During execution, what does a hold?

 

[vead]

int z; // we are declaring variable name z is name of variable //
int z=10; // we are declaring variable and assigning value 10 to variable z

&z means the address of variable z

int *a // we are declaring pointer variable and name of pointer variable is a and * is operator //
int *a = 15 // we are declaring and assigning value 15 to pointer variable a //

int *a = &Z means we are assigning address of variable z to pointer variable a

#include<stdio.h>
 
void function(int a);
int main(void)
{
 int z=10;
 printf(" Before calling z = %d \n",z);
 function(z);
 printf("After calling z=%d \n",z);
 return 0;
}
void function(int *a)
{
 a*=15;
}

actual arguments is z=10; and formal arguments is a* = 15

When program start to execute. it store the value of variable z = 10 then when we call function we pass actual value 10 to function this is known as function call by value, we are passing the copy of actually argument to function

During execution, what does a hold?

I think during execution a will hold the actual value 10

 

[(*steve*)]

actual arguments is z=10; and formal arguments is a* = 15

Aren't they the same thing? How can they be different?

I think during execution a will hold the actual value 10

No. It can't hold 10, because a is not an integer variable.

int *a = 15 // we are declaring and assigning value 15 to pointer variable a //

But we never do that, right?

 

[vead]

Aren't they the same thing?

int z = 10;
int * a = 15;

I think a is pointer variable and it store the address of variable 15

No. It can't hold 10, because a is not an integer variable

so pointer variable store only the address of another variable. a will hold the address of z during the execution right

But we never do that, right?

int *a = 15
we don't write this because compiler assign address to pointer variable right

 

[Harald Kapp]

I think a is pointer variable and it store the address of variable 15

There is no variable named 15.
a is a pointer to an address that stores an integer.
*a is the value stored at this adress. This value is 15.

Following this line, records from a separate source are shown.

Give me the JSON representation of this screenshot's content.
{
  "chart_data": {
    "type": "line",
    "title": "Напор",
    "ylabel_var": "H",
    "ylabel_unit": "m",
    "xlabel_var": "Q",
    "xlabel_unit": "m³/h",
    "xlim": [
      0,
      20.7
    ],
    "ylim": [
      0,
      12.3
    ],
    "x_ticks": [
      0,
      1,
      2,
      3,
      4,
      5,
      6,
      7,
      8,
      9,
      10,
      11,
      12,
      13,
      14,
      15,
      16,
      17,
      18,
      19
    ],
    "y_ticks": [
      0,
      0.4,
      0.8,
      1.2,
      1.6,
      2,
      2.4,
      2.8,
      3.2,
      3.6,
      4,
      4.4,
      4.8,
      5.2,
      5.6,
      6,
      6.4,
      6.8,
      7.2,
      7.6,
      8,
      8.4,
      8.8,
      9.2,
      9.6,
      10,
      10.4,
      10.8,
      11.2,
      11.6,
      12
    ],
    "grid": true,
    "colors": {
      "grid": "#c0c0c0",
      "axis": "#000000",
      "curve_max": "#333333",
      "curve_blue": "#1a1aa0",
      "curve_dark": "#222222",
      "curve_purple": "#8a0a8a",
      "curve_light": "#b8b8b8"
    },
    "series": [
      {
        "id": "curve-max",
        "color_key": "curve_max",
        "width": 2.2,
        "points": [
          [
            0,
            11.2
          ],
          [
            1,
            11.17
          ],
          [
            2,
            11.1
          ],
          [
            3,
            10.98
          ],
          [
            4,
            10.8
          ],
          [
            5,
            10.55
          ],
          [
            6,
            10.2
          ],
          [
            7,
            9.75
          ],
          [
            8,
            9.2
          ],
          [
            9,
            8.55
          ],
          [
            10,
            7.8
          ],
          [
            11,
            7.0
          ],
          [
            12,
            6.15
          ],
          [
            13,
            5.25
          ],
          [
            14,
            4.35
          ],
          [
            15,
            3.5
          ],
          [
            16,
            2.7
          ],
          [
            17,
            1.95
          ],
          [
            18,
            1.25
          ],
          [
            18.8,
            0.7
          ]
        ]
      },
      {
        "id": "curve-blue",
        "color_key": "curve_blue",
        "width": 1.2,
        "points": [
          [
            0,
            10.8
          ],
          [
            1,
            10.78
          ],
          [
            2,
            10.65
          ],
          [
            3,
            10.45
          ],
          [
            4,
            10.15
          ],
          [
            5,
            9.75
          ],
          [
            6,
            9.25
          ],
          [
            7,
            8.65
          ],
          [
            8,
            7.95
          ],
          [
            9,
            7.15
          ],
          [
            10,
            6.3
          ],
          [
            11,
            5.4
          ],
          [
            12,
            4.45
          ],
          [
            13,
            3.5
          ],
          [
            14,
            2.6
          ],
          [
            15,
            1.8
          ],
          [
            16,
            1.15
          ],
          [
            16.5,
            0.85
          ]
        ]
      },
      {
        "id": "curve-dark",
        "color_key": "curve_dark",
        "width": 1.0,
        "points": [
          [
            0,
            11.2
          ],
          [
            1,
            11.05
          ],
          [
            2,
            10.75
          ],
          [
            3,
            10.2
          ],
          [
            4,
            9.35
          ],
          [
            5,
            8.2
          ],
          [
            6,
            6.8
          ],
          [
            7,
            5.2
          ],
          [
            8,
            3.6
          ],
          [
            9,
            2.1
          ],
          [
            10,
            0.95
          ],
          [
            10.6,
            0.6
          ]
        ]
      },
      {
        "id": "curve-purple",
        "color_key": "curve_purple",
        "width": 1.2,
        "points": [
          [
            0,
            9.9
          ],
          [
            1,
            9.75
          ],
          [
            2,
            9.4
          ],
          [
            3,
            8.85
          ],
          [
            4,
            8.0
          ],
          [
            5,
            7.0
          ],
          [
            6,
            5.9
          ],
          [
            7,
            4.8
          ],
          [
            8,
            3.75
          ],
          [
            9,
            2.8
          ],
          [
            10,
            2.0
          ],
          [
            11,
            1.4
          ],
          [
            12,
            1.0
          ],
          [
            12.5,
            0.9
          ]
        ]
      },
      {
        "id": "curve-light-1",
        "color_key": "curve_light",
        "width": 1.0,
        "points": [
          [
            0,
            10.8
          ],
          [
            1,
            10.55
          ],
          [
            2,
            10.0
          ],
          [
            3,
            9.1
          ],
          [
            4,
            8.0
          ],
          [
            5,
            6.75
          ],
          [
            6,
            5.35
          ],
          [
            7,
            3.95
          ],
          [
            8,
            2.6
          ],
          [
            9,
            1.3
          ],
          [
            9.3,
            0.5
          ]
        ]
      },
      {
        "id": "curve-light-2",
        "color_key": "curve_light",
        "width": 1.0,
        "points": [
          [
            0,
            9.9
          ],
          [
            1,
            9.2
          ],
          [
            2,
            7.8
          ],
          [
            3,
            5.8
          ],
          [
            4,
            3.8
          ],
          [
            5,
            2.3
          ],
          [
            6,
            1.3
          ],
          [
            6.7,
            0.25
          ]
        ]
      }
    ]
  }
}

so pointer variable store only the address of another variable

A pointer stores an address. This address need not necessarily be the address of a variable. It can also be the address of an I/O port, of a data structure or whatever.

int *a = 15
we don't write this because compiler assign address to pointer variable right

Syntactically this is o.k. You can do this, if you like and if you understand the correct use of pointers. But typically there is simply no use for using this declaration. If you need to declare an integer, use "int a=15".

Generally pointers should be used with lots of care since it is very easy to create havoc using wrong pointer assignments. Incorrectly using pointers can destroy memory content in unexpected locations leading to totally unexpected and unpredictable program behavior.